2.D Refugee-Sponsor Relationship
D.2 What intervention can mitigate risks of sponsorship breakdown?
(i) What steps should the state, sponsoring group, refugees, and potentially other actors consider taking to reduce the likelihood of a sponsorship dispute and breakdown?
How Canada Does It
Sponsorship breakdown is rare in Canada. Key practices Canada employs to maintain low levels of sponsorship breakdown include: requiring sponsors to submit detailed Settlement Plans as part of the sponsorship application; Sponsorship Agreement Holder (SAH) review of and supervision over the implementation of their Constituent Groups’ (CGs) Settlement Plans; sponsor training and advice on their responsibilities; overseas training for refugees to help manage expectations; and dispute resolution mechanisms.
In the Canadian context, sponsorship breakdown is rare. The following are key practices Canada employs that help to maintain low levels of sponsorship breakdown.
Assessing the sponsors’ eligibility and capacity to sponsor at the initial processing stage helps reduce the likelihood of sponsorship dispute and breakdown. Sponsors must submit detailed financial information and Settlement Plans as part of their application to sponsor refugees (see 2.B.3 and 2.B.4).
Similarly, SAHs may revisit the Settlement Plan with CGs and co-sponsors shortly before the refugees arrive in Canada, and/or shortly after the refugees arrive, together with the refugees. This is especially important if the sponsorship application processing time has taken several months or years, as the CG’s composition may have changed from the time the application was initially submitted. Post-arrival, SAHs may also visit the sponsored refugees’ homes to observe whether their living conditions are suitable and appropriate.
Sponsors should ensure they are adequately informed about their roles and responsibilities towards the sponsored refugees. Sponsors may inform themselves through training sessions offered by the Refugee Sponsorship Training Program, learning from other sponsors’ experiences, advanced planning and communication with any co-sponsors, communicating with the refugees prior to arrival (see 2.A.5), and ensuring adequate funds are available to support the refugees that reflect the actual costs of living in the community of resettlement. Sponsors should be aware of and minimize as much as possible the power imbalance inherent in the sponsor-refugee relationship.
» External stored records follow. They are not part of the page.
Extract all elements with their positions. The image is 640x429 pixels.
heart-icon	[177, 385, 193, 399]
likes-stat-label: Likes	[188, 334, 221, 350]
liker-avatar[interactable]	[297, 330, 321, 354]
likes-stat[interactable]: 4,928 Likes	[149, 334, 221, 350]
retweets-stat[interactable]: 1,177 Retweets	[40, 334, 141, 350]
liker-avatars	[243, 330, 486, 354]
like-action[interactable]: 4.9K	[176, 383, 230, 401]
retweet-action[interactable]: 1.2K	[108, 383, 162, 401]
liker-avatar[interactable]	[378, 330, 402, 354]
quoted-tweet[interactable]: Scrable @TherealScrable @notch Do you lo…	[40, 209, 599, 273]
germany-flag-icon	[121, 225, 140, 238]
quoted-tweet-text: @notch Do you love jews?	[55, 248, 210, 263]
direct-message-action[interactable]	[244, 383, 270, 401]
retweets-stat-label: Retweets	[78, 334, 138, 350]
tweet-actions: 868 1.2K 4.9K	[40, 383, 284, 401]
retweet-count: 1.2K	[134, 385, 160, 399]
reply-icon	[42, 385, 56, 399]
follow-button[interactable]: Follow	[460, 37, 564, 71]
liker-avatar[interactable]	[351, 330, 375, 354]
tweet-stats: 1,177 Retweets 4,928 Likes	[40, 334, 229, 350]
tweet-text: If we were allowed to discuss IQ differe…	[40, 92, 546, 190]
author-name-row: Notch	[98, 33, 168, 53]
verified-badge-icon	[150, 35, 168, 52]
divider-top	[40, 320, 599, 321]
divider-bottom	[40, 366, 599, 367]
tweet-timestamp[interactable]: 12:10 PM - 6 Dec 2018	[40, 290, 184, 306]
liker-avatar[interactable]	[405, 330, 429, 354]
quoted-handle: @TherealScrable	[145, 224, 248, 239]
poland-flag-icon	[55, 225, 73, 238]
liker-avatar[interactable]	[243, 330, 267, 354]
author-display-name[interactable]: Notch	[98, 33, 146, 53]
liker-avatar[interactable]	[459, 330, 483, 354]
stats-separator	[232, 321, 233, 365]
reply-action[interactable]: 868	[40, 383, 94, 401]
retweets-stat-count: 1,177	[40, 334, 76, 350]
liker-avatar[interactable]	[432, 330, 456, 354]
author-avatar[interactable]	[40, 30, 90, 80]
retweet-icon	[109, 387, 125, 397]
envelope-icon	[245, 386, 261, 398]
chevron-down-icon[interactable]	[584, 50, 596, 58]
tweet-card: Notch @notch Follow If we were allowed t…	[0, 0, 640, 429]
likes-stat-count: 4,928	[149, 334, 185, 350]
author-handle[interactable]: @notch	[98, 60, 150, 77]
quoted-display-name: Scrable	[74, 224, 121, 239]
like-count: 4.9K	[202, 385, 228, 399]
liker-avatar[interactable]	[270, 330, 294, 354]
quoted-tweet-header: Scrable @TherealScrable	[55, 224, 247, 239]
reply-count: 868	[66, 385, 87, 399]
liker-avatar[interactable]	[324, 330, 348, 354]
Sponsors should communicate their responsibilities clearly to refugees and manage expectations regarding the scope of their support.
Refugees should make efforts to learn as much as possible about life in Canada before arriving, for instance, by attending the International Organization for Migration’s Canadian Orientation Abroad pre-departure orientation and communicating regularly with their sponsors (see 2.A.3 and 2.A.5). This will help them manage their expectations and to understand the roles the sponsors will play in their resettlement.
Post-arrival, sponsors and refugees may also reach out to a number of organizations to help them resolve disputes. If the sponsoring group is a CG of a SAH, the CG may contact the SAH for assistance in mediating a dispute. SAHs may also reach out to the national SAH Association for further support. All sponsors may contact the Canadian Council for Refugees, local settlement agencies, as well as the Refugee Sponsorship Training Program, as they employ experts on refugee resettlement and private sponsorship who can provide information, resources, and services, as well as help to mediate and resolve disputes among sponsors or between sponsors and refugees. If these organizations sense a possible unresolvable dispute, they should contact the local immigration office to trigger sponsorship dispute and breakdown procedures.